Here is a possible implementation that follows directly the CG algorithm:

$$\begin{array}{rl}{q}^{(k)}& =CA{C}^T{p}^{(k)}\\ {\mu }_k& =\frac{\Vert s^{(k-1)}{\Vert }_2^2}{(p^{(k)}{)}^T{q}^{(k)}}\\ y^{(k)}& =y^{(k-1)}+{\mu }_k{p}^{(k)}\\ s^{(k)}& =s^{(k-1)}-{\mu }_k{q}^{(k)}\\ {\tau }_k& =\frac{\Vert s^{(k)}{\Vert }_2^2}{\Vert s^{(k-1)}{\Vert }_2^2}\\ p^{(k+1)}& =s^{(k)}+{\tau }_k{p}^{(k)}\end{array}$$

This implementation is cumbersome because of the need to multiply by $C$ and $C^T$. Typically, preconditioners are of the form $M=C^{T}C$, and we consider $MA$ as the new matrix. With this form, we are only required to be able to multiply by $M$, not $C$ and $C^T$.

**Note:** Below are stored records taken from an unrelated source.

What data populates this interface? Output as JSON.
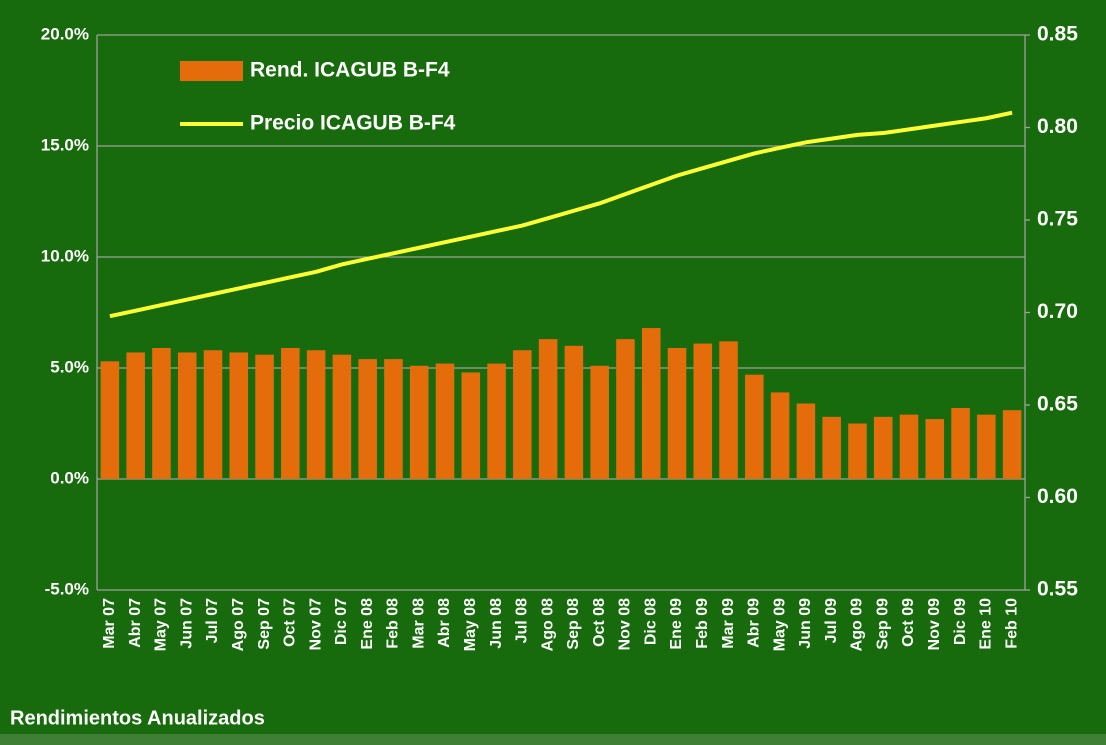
{
  "chart_data": {
    "type": "bar",
    "categories": [
      "Mar 07",
      "Abr 07",
      "May 07",
      "Jun 07",
      "Jul 07",
      "Ago 07",
      "Sep 07",
      "Oct 07",
      "Nov 07",
      "Dic 07",
      "Ene 08",
      "Feb 08",
      "Mar 08",
      "Abr 08",
      "May 08",
      "Jun 08",
      "Jul 08",
      "Ago 08",
      "Sep 08",
      "Oct 08",
      "Nov 08",
      "Dic 08",
      "Ene 09",
      "Feb 09",
      "Mar 09",
      "Abr 09",
      "May 09",
      "Jun 09",
      "Jul 09",
      "Ago 09",
      "Sep 09",
      "Oct 09",
      "Nov 09",
      "Dic 09",
      "Ene 10",
      "Feb 10"
    ],
    "series": [
      {
        "name": "Rend. ICAGUB B-F4",
        "type": "bar",
        "color": "#e46c0a",
        "values": [
          5.3,
          5.7,
          5.9,
          5.7,
          5.8,
          5.7,
          5.6,
          5.9,
          5.8,
          5.6,
          5.4,
          5.4,
          5.1,
          5.2,
          4.8,
          5.2,
          5.8,
          6.3,
          6.0,
          5.1,
          6.3,
          6.8,
          5.9,
          6.1,
          6.2,
          4.7,
          3.9,
          3.4,
          2.8,
          2.5,
          2.8,
          2.9,
          2.7,
          3.2,
          2.9,
          3.1
        ]
      },
      {
        "name": "Precio ICAGUB B-F4",
        "type": "line",
        "axis": "y2",
        "color": "#ffff33",
        "values": [
          0.698,
          0.701,
          0.704,
          0.707,
          0.71,
          0.713,
          0.716,
          0.719,
          0.722,
          0.726,
          0.729,
          0.732,
          0.735,
          0.738,
          0.741,
          0.744,
          0.747,
          0.751,
          0.755,
          0.759,
          0.764,
          0.769,
          0.774,
          0.778,
          0.782,
          0.786,
          0.789,
          0.792,
          0.794,
          0.796,
          0.797,
          0.799,
          0.801,
          0.803,
          0.805,
          0.808
        ]
      }
    ],
    "ylim": [
      -5,
      20
    ],
    "yticks": [
      {
        "value": -5,
        "label": "-5.0%"
      },
      {
        "value": 0,
        "label": "0.0%"
      },
      {
        "value": 5,
        "label": "5.0%"
      },
      {
        "value": 10,
        "label": "10.0%"
      },
      {
        "value": 15,
        "label": "15.0%"
      },
      {
        "value": 20,
        "label": "20.0%"
      }
    ],
    "y2lim": [
      0.55,
      0.85
    ],
    "y2ticks": [
      0.55,
      {
        "value": 0.6,
        "label": "0.60"
      },
      0.65,
      {
        "value": 0.7,
        "label": "0.70"
      },
      0.75,
      {
        "value": 0.8,
        "label": "0.80"
      },
      0.85
    ],
    "grid": true,
    "legend": "top-left",
    "footer": "Rendimientos Anualizados"
  }
}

The preconditioned CG algorithm allows getting rid of $C$ in favor of $M$ only. This is a significant simplification in the implementation.

PCG is equivalent to the algorithm written above but does the algebra slightly differently to avoid the appearance of $C$.

Krylov subspace

The reason why $C$ can be avoided can be traced back to how the Krylov subspace is constructed.

When using $CA{C}^T$, in the Krylov subspace, we use powers of $CA{C}^T$ and we get:

$$(CA{C}^T{)}^k=CA(C^{T}CA{)}^{k-1}{C}^T=CA(MA{)}^{k-1}{C}^T$$

We can make this even cleaner with

$$C^T(CA{C}^T{)}^{k}Cb=C^{T}CA(MA{)}^{k-1}{C}^{T}Cb=(MA{)}^{k}Mb$$

Only $M$ appears!

In terms of the Krylov subspace, we can write:

$$\mathcal{K}(CA{C}^T,Cb,k)=\text{span}\{Cb,CA{C}^{T}Cb,(CA{C}^T{)}^{2}Cb,\dots ,(CA{C}^T{)}^{k-1}Cb\}$$

Multiply by $C^T$ and we get a sequence with $MA$ and $b$ only:

$$C^T\mathcal{K}(CA{C}^T,Cb,k)=\text{span}\{Mb,MAMb,(MA{)}^{2}Mb,\dots ,(MA{)}^{k-1}Mb\}$$

This seems promising. We can construct a Krylov subspace with $M$ only.

Note that since we require $M=C^{T}C$, with $C$ non-singular, the preconditioner $M$ must be SPD.